Chrismène Dorme
Du 6 au 19 décembre, l’Alliance française de Toronto présentera Entre la mer et le ciel, une exposition consacrée au peintre québécois Jacques Descoteaux. Une trentaine d’œuvres sur toile et sur papier y seront réunies, offrant un voyage au cœur de paysages nordiques réinventés, où lumière, mémoire et poésie s’entremêlent.
Les tableaux de l’artiste, à la fois abstraits et introspectifs, explorent la limite mouvante entre ce que l’on observe et ce que l’on imagine. Ils prennent racine dans des lieux qui l’ont profondément marqué : la baie James, la Colombie-Britannique, l’Irlande, l’Écosse ou encore l’Islande. « J’ai toujours été fasciné par le Nord. J’ai travaillé six mois près de la baie James, c’est ce qui m’a d’abord attiré », confie-t-il. Depuis, cet univers ne l’a plus quitté : « Les tempêtes sur la côte ouest de l’île de Vancouver sont tout à fait impressionnantes. La lumière du Nord, généralement un peu plus diffuse, me fascine ».
Ces paysages nourrissent un univers pictural habité par de vastes horizons, des mers changeantes et des ciels constamment renouvelés. Le passage du réel à l’imaginaire est au cœur de sa pratique. Descoteaux explique avoir commencé par le pastel en plein air avant de passer à l’huile. « Quand j’ai commencé les tableaux à l’huile, c’était plus difficile de transporter les œuvres encore humides. Je ne voulais pas utiliser de photographies, alors j’ai commencé à peindre à partir de ma mémoire des endroits visités. Parfois, c’est juste l’imagination. »
Ce fonctionnement se lit dans la construction de ses toiles : des couches fines superposées, appliquées au pinceau ou au couteau, sans relief apparent. « Depuis que je travaille à l’huile, si on regarde bien mes tableaux, il n’y a pas de reliefs contrairement à d’autres méthodes », précise-t-il. Cette technique favorise des transparences délicates, laissant la lumière apparaître de manière subtile.
M. Descoteaux accorde également une place essentielle à la perception du public. Il aime que chacun puisse reconnaître — ou inventer — son propre paysage. « Ce que j’aime avec l’imagination, c’est que les spectateurs complètent l’histoire avec leur mémoire », explique-t-il. Il évoque une anecdote : « Une dame m’a dit «je sais exactement où vous avez peint cela ». Quelques minutes plus tard, un monsieur m’a donné un endroit complètement différent », raconte-t-il en souriant.
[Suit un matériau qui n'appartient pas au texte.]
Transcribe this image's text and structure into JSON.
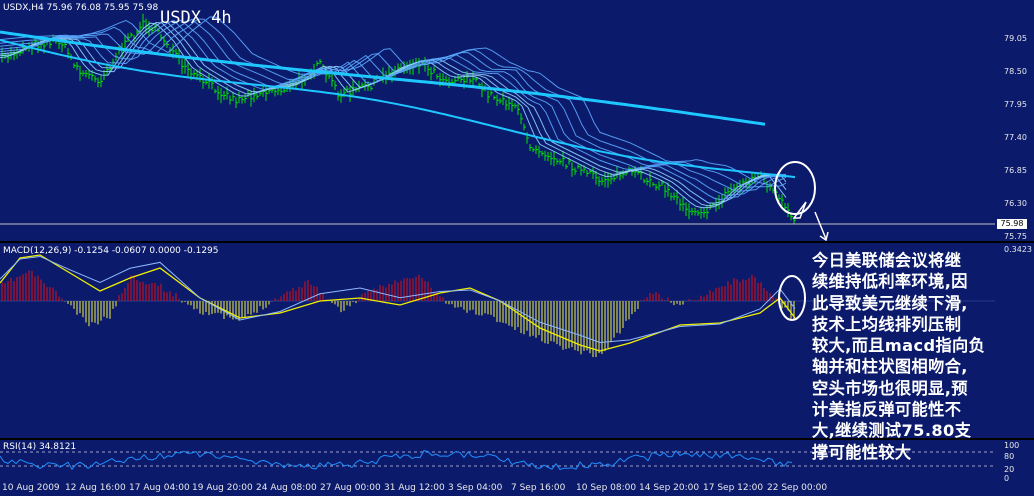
{
  "header": {
    "symbol_line": "USDX,H4  75.96 76.08 75.95 75.98",
    "chart_title": "USDX 4h"
  },
  "price_axis": [
    "79.05",
    "78.50",
    "77.95",
    "77.40",
    "76.85",
    "76.30",
    "75.75"
  ],
  "current_price": "75.98",
  "macd": {
    "label": "MACD(12,26,9) -0.1254 -0.0607 0.0000 -0.1295",
    "top_value": "0.3423"
  },
  "rsi": {
    "label": "RSI(14) 34.8121",
    "levels": [
      "100",
      "80",
      "20",
      "0"
    ]
  },
  "time_axis": [
    "10 Aug 2009",
    "12 Aug 16:00",
    "17 Aug 04:00",
    "19 Aug 20:00",
    "24 Aug 08:00",
    "27 Aug 00:00",
    "31 Aug 12:00",
    "3 Sep 04:00",
    "7 Sep 16:00",
    "10 Sep 08:00",
    "14 Sep 20:00",
    "17 Sep 12:00",
    "22 Sep 00:00"
  ],
  "annotation": [
    "今日美联储会议将继",
    "续维持低利率环境,因",
    "此导致美元继续下滑,",
    "技术上均线排列压制",
    "较大,而且macd指向负",
    "轴并和柱状图相吻合,",
    "空头市场也很明显,预",
    "计美指反弹可能性不",
    "大,继续测试75.80支",
    "撑可能性较大"
  ],
  "colors": {
    "background": "#0b1a6b",
    "candle": "#00e600",
    "ma_slow": "#1ec8ff",
    "macd_pos": "#e01010",
    "macd_neg": "#f0f040",
    "signal": "#f0f000",
    "rsi_line": "#1e90ff"
  }
}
Pour lui, cette pluralité de lectures est précieuse : « Si c’est trop réaliste, il n’y a plus de mystère ».
Installé à Toronto depuis plus de 25 ans, Jacques Descoteaux a étudié auprès de Wolf Kahn à la National Academy de New York et s’est formé dans plusieurs institutions torontoises, dont le Musée des beaux-arts de l’Ontario, la Toronto School of Art et l’Université OCAD. Artiste aux multiples pratiques, il s’intéresse aussi à la sculpture, aux techniques mixtes et à la vidéo. Ses œuvres se trouvent aujourd’hui dans des collections privées au Canada, aux États-Unis et en Europe. Parallèlement, il s’engage activement dans la vie communautaire et associative.
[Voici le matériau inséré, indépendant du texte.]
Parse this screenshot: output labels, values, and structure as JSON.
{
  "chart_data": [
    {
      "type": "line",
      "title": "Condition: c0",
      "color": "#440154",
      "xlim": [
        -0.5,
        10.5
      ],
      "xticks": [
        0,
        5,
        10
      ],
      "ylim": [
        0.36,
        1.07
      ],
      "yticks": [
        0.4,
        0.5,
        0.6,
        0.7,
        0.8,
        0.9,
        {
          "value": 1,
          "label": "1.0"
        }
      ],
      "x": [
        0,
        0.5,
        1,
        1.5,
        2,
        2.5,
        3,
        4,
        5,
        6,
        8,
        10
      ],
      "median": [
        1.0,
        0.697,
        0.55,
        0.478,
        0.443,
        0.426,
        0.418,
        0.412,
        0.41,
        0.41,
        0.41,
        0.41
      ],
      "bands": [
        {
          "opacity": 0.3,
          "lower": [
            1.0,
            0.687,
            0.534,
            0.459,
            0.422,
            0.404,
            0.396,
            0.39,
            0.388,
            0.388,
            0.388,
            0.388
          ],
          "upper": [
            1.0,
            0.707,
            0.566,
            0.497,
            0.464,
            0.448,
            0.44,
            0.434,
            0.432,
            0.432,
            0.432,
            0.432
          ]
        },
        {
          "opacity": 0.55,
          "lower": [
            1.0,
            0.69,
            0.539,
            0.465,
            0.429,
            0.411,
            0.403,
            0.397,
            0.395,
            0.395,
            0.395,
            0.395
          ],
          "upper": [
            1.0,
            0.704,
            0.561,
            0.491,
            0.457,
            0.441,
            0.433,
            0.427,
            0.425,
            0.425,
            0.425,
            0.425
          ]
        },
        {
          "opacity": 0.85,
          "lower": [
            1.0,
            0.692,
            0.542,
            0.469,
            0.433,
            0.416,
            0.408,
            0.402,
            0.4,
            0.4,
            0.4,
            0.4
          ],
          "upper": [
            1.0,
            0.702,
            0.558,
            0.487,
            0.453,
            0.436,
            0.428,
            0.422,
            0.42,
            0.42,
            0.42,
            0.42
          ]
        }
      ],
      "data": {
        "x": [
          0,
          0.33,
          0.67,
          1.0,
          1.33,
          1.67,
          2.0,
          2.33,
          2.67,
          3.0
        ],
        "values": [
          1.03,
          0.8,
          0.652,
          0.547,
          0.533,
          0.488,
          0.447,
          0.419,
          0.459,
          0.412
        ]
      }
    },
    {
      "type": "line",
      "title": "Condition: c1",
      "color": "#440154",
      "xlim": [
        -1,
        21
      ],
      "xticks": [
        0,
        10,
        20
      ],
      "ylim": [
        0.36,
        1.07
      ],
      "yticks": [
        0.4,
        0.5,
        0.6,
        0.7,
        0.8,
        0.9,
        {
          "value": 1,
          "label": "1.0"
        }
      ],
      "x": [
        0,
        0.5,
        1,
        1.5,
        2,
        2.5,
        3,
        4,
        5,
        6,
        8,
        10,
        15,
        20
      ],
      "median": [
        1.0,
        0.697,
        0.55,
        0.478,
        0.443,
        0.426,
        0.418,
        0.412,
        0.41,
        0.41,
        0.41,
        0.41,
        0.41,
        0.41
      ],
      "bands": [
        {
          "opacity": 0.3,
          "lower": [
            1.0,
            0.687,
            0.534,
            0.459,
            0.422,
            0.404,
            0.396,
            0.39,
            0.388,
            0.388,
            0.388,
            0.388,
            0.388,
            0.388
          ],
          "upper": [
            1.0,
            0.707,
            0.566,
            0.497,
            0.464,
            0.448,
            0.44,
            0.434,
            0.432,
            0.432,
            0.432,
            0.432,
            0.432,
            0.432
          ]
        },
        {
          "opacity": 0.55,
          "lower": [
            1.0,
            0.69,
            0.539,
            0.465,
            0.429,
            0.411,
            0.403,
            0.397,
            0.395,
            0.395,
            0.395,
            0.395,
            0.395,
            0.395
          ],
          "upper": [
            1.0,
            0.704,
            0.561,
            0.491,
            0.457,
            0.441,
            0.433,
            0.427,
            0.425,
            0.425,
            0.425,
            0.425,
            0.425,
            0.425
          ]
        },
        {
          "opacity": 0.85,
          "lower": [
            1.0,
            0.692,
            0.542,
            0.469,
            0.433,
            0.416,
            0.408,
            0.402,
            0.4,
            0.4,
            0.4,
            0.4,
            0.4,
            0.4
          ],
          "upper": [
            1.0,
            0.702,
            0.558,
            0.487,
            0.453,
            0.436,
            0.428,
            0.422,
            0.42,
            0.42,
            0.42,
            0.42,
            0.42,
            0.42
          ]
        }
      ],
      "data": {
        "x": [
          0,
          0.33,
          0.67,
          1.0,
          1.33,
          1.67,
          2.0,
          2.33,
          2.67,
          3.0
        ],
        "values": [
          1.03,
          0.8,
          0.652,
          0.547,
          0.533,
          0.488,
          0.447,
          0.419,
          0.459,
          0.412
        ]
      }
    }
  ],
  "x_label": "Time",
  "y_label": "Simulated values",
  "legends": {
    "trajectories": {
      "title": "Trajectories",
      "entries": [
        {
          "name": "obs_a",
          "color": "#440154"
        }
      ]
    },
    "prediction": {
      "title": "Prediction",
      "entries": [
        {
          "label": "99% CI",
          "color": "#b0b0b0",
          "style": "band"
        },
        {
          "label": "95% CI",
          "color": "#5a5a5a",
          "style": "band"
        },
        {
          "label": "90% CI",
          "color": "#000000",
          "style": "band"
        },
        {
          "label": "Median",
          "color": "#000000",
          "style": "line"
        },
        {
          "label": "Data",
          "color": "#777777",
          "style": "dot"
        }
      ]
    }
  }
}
Il revient tout juste d’une résidence d’artistes en Irlande — la troisième en dix ans —, où il a entamé une nouvelle série à l’aquarelle. « À chaque résidence, j’explore une nouvelle facette de mon art. Cette fois-ci, j’ai décidé de revenir aux sources avec l’aquarelle ». Quelques-unes de ces œuvres seront présentées en juin prochain à la galerie Propeller. Il précise que cette approche se démarque : « La plupart travaillent l’aquarelle au pinceau. Utiliser le couteau donne des effets différents, auxquels on ne s’attend pas dans un paysage à l’aquarelle ».
Avec Entre la mer et le ciel, Jacques Descoteaux ouvre une fenêtre sur son rapport intime au Nord : ses lumières changeantes, ses horizons sans fin et l’imaginaire qui s’y attache. Une invitation à la contemplation, où chacun peut projeter ses propres résonances.